Digital Identity Fueling Brand Growth in 2018

Posted January 18, 2018

Digital Identity Fueling Brand Growth in 2018

In 2018, business growth may come down to a single rule: The one gaining the most “digital share” wins. And digital identity just may be the key.

In a recent study published in Harvard Business Review, certain digital metrics turn out to be excellent predictors of revenue growth and share price for brands of every kind, in a wide array of categories.

According to researchers, “your company’s digital share is its magnitude divided by the sum of the magnitude of its competitive set.” If your digital share is larger than your company’s actual market share, you’re in excellent position for growth. If it’s lower, you’d better get with the program fast.

Citing Southwest Airlines (15 percent market share vs. 30 percent digital share), researchers point out that the revenue of companies in the top tier of digital strength grew 9.6 percent the following year, while those in the bottom tier fell by 8.2 percent—a 20-point difference within a single year.

But if digital is central to growth, how do you boost digital share in the face of increasing competition?

Fast—or Forget About It

The nature of your digital offering is critically important to your success, obviously.
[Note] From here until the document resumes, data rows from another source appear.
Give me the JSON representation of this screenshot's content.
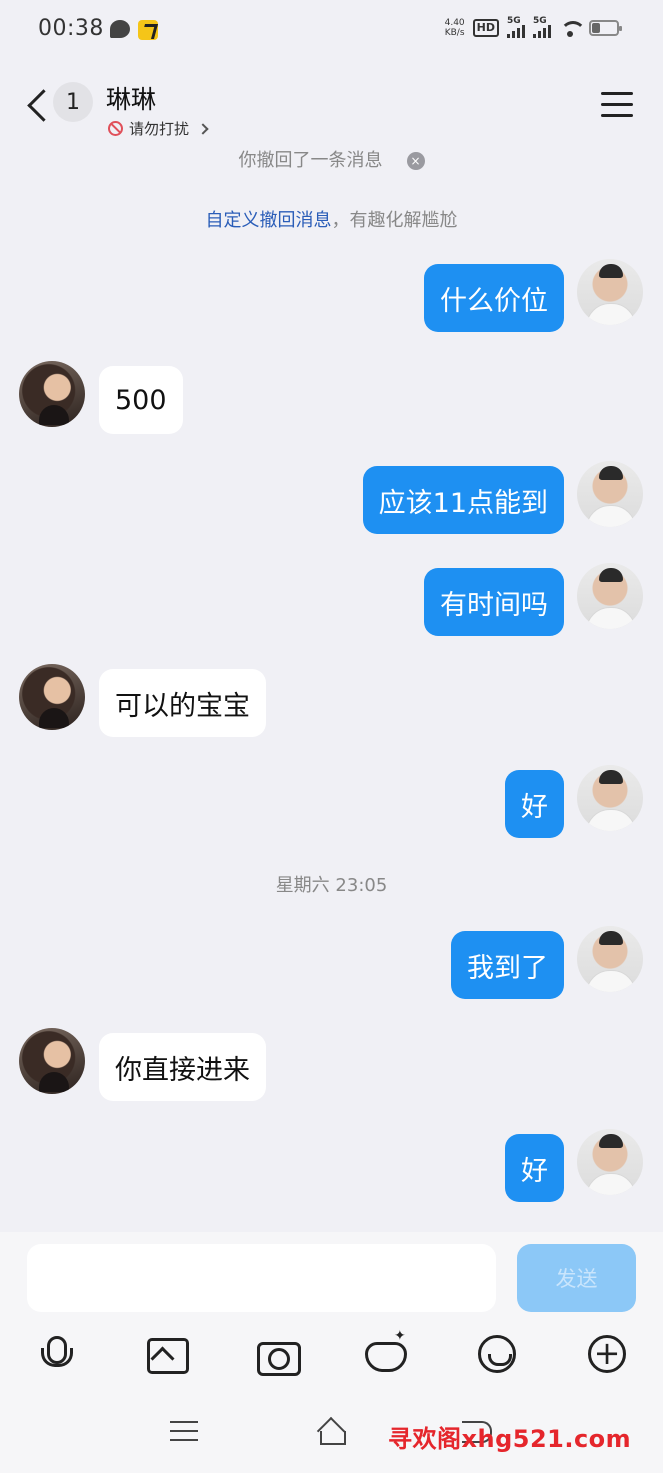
{
  "status_bar": {
    "time": "00:38",
    "net_speed_value": "4.40",
    "net_speed_unit": "KB/s",
    "hd_label": "HD",
    "signal_1_label": "5G",
    "signal_2_label": "5G"
  },
  "header": {
    "unread_count": "1",
    "contact_name": "琳琳",
    "status_text": "请勿打扰"
  },
  "system": {
    "recall_notice": "你撤回了一条消息",
    "recall_close": "×",
    "tip_link": "自定义撤回消息",
    "tip_text": "，有趣化解尴尬",
    "timestamp": "星期六 23:05"
  },
  "messages": [
    {
      "from": "me",
      "text": "什么价位"
    },
    {
      "from": "her",
      "text": "500"
    },
    {
      "from": "me",
      "text": "应该11点能到"
    },
    {
      "from": "me",
      "text": "有时间吗"
    },
    {
      "from": "her",
      "text": "可以的宝宝"
    },
    {
      "from": "me",
      "text": "好"
    },
    {
      "from": "me",
      "text": "我到了"
    },
    {
      "from": "her",
      "text": "你直接进来"
    },
    {
      "from": "me",
      "text": "好"
    }
  ],
  "composer": {
    "input_value": "",
    "send_label": "发送"
  },
  "toolbar_icons": [
    "microphone-icon",
    "image-icon",
    "camera-icon",
    "mask-icon",
    "emoji-icon",
    "plus-icon"
  ],
  "watermark": "寻欢阁xhg521.com",
  "colors": {
    "outgoing_bubble": "#1e90f2",
    "incoming_bubble": "#ffffff",
    "send_button": "#8cc8f7",
    "link": "#2a5db8",
    "watermark": "#e5262c"
  }
}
But so is the digital customer experience. In today’s on-demand world, customers want what they’re after, instantly. Up to 50 percent will bail on a transaction after just 10 seconds of friction—and the cost of that friction adds up fast. In 2018, an estimated $1.6 trillion will change hands as consumers flock from one brand to another due to poor digital customer experiences.

So, is the answer to erase every last trace of friction out of digital transactions?

Not exactly. The real trick is to squeeze out as much transactional friction as possible without sacrificing security. With worldwide losses from cybercrime now topping $3 trillion, any gains in digital share without defenses against an ever-expanding array of cyber-threats may be nothing more than an empty, costly and short-term victory.

Instead, many brands are reporting success using digital identity-based user identification and assessment solutions to grow profitably via online channels without opening themselves to undue risk.

Streamlining, Safely  

At its most essential, digital identity works differently than traditional authentication by going beyond static identity credentials, such as usernames and passwords, and passively assessing an individual’s “Digital DNA.”

This passive assessment establishes a baseline for user behavior, device, event and transaction details that becomes richer and more accurate with each new transaction. Deviations to the baseline can be weighted to generate a risk score for each transaction. And those that raise red flags can be blocked or reviewed.

Over time, this cognitive, real-time “digital identity intelligence” can recognize who is, and who is not, a legitimate customer based on a myriad of continuously changing variables.

That means in the same way someone wearing a ski mask in a crowded plaza at the height of summer might not seem legit, neither does someone using credentials belonging a customer known to live in New Rochelle, attempting to login on a device that appears to be running on iOS but has a Linux-based backend—all while shielding their location from a proxy IP address in Rybinsk. Digital identity can recognize these and many other kinds of disconnects, assess risk and, if needed, block the login.

Likewise, digital identity intelligence can help ease and accelerate authentication for legitimate users, enabling the kind of friction-free digital experiences today’s consumers demand.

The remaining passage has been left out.